As before, the word "tree" does not mean that the objects are stored in some sort of tree-like data structure like std::set. It simply means your objects have pointers to each other, and the "no cycles" part means you can follow the pointers from one object to the next and never return to an earlier object. The objects are not "inside" a tree; they are a tree. If that doesn't make sense, you really should read the lingo FAQ before continuing with this one.

Use this solution if the graph contains joins at the leaf nodes, but those joins can be easily reconstructed via a simple look-up table. For example, the parse-tree of an arithmetic expression like (3*(a+b) - 1/a) might have joins since a variable-name (like a) can show up more than once. If you want the graph to use the same exact node-object to represent both occurrences of that variable, then you could use this solution.

Although the above constraints don't fit with those of the solution without any joins, it's so close that you can squeeze things into that solution. Here are the differences:

  • During serialization, ignore the join completely.
  • During unserializing, create a look-up table, like std::map<std::string,Node*>, that maps from the variable name to the associated node.

Caveat: this assumes that all occurrences of variable a should map to the same node object; if it's more complicated than this, that is, if some occurrences of a should map to one object and some to another, you might need to use a more sophisticated solution.

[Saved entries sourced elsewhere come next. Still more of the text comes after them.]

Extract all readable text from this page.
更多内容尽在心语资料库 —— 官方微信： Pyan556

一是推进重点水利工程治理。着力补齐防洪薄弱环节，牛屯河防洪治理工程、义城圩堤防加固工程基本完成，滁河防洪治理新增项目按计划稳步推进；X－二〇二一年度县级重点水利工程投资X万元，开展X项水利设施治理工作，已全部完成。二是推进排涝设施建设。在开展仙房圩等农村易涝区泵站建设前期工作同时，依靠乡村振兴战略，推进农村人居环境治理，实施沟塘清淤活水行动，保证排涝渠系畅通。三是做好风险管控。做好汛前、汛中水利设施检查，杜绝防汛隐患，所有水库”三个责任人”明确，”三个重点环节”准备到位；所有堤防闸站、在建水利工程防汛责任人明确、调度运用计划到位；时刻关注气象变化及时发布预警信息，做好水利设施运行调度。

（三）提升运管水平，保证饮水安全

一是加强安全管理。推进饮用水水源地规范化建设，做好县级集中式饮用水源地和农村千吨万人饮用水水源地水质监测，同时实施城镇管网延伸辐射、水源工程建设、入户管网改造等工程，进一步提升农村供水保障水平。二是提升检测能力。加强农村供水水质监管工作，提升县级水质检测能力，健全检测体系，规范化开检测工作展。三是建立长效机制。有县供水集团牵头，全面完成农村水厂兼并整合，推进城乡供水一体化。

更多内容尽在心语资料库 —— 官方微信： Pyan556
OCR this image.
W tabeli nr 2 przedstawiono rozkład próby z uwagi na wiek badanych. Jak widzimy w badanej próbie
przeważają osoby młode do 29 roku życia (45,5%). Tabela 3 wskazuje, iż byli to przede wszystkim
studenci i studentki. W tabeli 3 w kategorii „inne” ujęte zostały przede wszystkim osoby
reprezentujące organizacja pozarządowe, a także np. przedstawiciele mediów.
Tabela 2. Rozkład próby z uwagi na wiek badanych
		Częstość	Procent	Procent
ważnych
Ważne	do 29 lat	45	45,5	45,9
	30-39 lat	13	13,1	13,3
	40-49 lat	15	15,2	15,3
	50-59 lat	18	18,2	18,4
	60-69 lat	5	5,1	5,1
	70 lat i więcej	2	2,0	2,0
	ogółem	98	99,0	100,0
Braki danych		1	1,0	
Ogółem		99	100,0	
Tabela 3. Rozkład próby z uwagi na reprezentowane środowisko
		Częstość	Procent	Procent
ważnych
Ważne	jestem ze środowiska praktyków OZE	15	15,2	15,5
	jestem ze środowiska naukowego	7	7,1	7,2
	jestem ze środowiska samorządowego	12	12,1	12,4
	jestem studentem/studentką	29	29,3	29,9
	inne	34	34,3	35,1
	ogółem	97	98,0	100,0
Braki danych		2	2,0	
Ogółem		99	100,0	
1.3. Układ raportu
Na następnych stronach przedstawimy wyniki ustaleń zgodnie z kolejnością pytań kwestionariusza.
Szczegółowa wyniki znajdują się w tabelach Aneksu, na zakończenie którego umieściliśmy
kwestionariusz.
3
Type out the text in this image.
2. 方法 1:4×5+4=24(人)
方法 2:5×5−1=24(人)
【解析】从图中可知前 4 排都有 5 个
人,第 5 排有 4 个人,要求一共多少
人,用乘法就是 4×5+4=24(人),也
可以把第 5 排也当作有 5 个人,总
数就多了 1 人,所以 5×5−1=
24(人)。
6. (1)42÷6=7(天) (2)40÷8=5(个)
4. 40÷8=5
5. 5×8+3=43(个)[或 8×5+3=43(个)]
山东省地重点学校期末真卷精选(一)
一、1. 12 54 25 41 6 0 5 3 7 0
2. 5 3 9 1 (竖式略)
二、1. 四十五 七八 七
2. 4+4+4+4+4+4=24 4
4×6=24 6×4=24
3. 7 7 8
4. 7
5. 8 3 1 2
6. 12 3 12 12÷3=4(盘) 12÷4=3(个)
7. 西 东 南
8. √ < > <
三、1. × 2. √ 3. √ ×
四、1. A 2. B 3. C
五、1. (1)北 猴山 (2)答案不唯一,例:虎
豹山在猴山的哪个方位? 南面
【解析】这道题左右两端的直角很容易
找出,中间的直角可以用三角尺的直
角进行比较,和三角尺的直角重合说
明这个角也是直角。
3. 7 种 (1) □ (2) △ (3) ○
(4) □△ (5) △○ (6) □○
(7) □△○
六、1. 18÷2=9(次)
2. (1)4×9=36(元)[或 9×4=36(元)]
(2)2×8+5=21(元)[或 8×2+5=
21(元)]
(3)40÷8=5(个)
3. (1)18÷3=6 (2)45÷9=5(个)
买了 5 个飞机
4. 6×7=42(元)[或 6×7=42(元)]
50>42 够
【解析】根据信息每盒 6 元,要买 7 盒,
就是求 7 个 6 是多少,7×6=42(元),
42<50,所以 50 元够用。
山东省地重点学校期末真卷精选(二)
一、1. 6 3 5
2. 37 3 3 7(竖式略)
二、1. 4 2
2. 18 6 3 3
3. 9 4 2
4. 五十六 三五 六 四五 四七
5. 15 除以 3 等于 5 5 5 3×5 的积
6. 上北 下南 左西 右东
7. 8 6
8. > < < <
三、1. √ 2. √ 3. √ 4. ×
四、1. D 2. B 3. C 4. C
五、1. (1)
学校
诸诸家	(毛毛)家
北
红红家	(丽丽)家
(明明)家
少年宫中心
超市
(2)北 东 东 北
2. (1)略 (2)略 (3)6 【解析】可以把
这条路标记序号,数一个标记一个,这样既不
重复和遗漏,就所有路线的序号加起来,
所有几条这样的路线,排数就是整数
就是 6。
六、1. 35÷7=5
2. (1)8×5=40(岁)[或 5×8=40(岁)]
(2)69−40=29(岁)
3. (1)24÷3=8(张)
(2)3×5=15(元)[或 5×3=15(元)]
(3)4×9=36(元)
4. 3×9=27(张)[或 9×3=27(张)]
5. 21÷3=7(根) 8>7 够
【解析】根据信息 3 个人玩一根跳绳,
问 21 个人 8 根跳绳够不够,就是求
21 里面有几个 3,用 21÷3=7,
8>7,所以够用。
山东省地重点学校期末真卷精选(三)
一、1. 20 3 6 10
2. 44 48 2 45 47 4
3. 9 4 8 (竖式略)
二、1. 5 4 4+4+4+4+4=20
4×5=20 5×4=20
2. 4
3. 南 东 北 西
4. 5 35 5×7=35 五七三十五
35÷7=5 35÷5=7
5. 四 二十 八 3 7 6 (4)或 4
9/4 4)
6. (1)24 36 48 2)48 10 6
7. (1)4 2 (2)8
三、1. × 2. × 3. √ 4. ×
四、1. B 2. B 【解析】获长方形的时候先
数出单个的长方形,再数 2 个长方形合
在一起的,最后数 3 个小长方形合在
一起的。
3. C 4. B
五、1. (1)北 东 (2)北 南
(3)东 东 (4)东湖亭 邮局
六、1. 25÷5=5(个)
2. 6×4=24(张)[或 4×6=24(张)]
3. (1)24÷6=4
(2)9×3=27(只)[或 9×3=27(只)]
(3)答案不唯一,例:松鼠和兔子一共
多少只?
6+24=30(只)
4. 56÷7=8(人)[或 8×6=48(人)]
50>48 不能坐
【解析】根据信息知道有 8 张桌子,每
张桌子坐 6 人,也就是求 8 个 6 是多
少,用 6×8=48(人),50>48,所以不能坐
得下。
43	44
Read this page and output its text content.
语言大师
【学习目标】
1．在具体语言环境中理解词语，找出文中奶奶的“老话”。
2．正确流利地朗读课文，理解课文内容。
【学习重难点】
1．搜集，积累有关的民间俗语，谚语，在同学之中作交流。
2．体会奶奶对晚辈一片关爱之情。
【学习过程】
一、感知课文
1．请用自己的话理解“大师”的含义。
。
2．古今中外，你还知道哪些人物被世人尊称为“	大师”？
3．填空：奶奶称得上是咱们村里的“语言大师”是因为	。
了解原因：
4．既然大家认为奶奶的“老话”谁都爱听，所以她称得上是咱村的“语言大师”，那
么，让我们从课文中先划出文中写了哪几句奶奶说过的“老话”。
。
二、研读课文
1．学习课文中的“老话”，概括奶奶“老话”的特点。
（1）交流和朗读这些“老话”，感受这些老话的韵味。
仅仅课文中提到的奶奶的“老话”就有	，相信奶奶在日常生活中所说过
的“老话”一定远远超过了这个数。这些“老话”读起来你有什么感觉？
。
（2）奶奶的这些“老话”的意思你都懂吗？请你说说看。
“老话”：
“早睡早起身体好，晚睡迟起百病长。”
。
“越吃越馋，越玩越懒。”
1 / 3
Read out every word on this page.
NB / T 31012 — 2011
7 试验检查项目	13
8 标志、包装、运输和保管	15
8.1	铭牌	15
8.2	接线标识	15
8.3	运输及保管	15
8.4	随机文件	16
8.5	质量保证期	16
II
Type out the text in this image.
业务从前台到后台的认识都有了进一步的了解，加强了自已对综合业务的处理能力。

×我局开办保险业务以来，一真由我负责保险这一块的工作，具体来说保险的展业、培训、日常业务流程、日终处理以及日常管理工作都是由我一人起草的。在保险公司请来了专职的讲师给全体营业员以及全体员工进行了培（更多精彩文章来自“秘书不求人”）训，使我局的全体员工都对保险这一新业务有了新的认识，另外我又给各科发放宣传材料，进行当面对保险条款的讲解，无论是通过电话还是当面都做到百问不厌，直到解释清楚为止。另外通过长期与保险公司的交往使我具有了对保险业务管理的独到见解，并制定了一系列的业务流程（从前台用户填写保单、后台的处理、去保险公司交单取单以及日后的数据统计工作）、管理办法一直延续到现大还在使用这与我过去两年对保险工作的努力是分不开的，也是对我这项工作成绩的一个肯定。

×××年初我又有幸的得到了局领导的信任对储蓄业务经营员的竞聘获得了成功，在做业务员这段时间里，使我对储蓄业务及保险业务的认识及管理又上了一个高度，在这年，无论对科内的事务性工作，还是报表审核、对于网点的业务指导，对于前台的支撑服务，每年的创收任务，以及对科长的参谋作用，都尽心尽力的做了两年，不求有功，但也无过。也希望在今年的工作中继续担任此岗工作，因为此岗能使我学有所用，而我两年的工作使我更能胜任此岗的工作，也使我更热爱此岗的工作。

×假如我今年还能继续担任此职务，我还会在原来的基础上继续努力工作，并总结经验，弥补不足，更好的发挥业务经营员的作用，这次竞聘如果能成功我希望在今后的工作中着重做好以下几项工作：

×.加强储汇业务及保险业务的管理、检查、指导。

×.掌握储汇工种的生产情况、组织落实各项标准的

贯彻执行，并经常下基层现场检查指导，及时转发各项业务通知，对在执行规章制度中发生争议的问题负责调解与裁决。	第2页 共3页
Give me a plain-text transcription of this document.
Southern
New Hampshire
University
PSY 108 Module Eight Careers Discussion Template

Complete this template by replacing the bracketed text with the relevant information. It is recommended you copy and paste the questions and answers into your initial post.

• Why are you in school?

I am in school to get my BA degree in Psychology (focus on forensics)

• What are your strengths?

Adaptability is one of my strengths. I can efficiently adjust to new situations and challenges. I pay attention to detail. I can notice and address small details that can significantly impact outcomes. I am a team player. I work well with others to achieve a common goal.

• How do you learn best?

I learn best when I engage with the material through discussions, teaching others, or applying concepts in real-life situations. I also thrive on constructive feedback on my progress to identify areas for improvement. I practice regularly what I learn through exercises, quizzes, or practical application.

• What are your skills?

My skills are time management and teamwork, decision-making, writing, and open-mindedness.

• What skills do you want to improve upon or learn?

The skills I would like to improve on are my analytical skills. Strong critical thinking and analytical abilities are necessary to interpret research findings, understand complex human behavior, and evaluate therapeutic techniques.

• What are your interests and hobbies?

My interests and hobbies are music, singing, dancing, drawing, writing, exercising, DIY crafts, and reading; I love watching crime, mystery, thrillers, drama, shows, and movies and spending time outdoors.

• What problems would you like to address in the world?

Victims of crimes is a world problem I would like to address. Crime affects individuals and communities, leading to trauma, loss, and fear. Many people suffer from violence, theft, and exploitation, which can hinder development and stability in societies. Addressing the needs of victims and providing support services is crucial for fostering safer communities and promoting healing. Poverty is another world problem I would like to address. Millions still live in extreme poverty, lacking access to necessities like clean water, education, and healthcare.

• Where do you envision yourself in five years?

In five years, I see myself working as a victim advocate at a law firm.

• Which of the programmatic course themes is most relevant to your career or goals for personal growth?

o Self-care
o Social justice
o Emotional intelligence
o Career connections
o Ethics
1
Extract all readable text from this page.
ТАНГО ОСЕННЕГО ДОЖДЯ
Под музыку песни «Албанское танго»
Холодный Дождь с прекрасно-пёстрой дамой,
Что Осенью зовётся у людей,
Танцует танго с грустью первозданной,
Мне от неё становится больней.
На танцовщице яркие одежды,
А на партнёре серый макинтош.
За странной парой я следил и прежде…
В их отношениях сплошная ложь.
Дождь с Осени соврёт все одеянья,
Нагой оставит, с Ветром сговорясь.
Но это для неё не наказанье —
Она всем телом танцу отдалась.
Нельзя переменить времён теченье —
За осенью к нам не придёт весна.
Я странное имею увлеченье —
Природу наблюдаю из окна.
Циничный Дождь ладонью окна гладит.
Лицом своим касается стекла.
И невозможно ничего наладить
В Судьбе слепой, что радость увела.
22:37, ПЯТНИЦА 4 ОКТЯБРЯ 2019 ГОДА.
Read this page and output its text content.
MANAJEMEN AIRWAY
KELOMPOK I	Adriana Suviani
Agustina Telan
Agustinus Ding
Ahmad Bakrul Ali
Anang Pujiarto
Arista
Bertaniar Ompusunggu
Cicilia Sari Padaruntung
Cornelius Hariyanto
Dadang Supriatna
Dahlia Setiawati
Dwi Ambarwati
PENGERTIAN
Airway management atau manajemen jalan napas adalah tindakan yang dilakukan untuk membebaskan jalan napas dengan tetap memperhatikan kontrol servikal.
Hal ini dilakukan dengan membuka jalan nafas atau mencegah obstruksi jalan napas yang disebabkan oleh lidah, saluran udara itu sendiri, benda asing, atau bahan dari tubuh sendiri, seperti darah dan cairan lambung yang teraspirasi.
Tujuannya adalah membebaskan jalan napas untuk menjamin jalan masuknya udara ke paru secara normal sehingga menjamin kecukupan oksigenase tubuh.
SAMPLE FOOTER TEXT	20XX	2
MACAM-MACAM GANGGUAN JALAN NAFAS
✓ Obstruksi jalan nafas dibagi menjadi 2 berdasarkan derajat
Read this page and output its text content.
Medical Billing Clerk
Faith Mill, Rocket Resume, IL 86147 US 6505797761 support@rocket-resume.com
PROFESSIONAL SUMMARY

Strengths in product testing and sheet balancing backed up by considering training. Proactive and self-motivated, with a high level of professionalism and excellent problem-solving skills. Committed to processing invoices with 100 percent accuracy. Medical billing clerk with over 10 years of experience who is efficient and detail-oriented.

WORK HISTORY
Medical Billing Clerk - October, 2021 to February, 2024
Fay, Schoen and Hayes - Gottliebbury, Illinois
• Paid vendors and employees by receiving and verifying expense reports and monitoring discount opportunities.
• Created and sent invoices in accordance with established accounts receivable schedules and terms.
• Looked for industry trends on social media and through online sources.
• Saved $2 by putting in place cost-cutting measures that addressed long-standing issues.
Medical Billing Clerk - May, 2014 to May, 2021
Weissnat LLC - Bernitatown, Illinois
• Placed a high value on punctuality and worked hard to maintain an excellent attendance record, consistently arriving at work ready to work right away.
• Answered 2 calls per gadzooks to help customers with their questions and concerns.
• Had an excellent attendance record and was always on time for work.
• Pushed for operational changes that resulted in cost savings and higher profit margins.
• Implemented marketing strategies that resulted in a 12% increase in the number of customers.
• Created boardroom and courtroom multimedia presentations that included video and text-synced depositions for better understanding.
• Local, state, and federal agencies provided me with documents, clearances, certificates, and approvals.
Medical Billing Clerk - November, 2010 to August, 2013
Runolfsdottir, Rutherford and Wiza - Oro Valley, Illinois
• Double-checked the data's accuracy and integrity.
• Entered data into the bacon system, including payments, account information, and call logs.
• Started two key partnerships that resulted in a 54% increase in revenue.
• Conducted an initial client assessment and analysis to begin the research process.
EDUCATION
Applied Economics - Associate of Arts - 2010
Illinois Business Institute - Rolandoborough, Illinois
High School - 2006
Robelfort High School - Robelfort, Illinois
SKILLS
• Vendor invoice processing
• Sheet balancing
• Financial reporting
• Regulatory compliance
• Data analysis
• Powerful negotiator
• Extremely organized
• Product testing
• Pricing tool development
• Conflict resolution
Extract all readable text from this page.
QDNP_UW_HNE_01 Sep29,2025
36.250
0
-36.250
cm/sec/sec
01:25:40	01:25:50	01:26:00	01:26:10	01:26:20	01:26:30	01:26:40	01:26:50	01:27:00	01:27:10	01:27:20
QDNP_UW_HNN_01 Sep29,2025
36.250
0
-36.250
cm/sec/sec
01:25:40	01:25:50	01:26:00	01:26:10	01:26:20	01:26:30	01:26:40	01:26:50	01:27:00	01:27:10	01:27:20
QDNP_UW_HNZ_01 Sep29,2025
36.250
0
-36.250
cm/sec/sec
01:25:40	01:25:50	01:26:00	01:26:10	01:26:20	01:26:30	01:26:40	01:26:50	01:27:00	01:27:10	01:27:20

Caveat: you need to take special care if your objects contain pointers which point to a member of some object, rather than to the object itself. For example, if pointer 'p' points to 'x.y' and pointer 'q' points to 'x.z', that is, they point to data members within object 'x' rather than to object 'x' itself, when you serialize the pointers, you need to recognize both point to the same identical object. You will need to serialize object 'x', not just 'x.y' and 'x.z', and you need to make sure upon unserialization 'p' and 'q' point again to the same identical object. The serialization process will probably require a two-pass approach, and serialized pointer will probably need to store an offset within the target object as well as the target object's ID.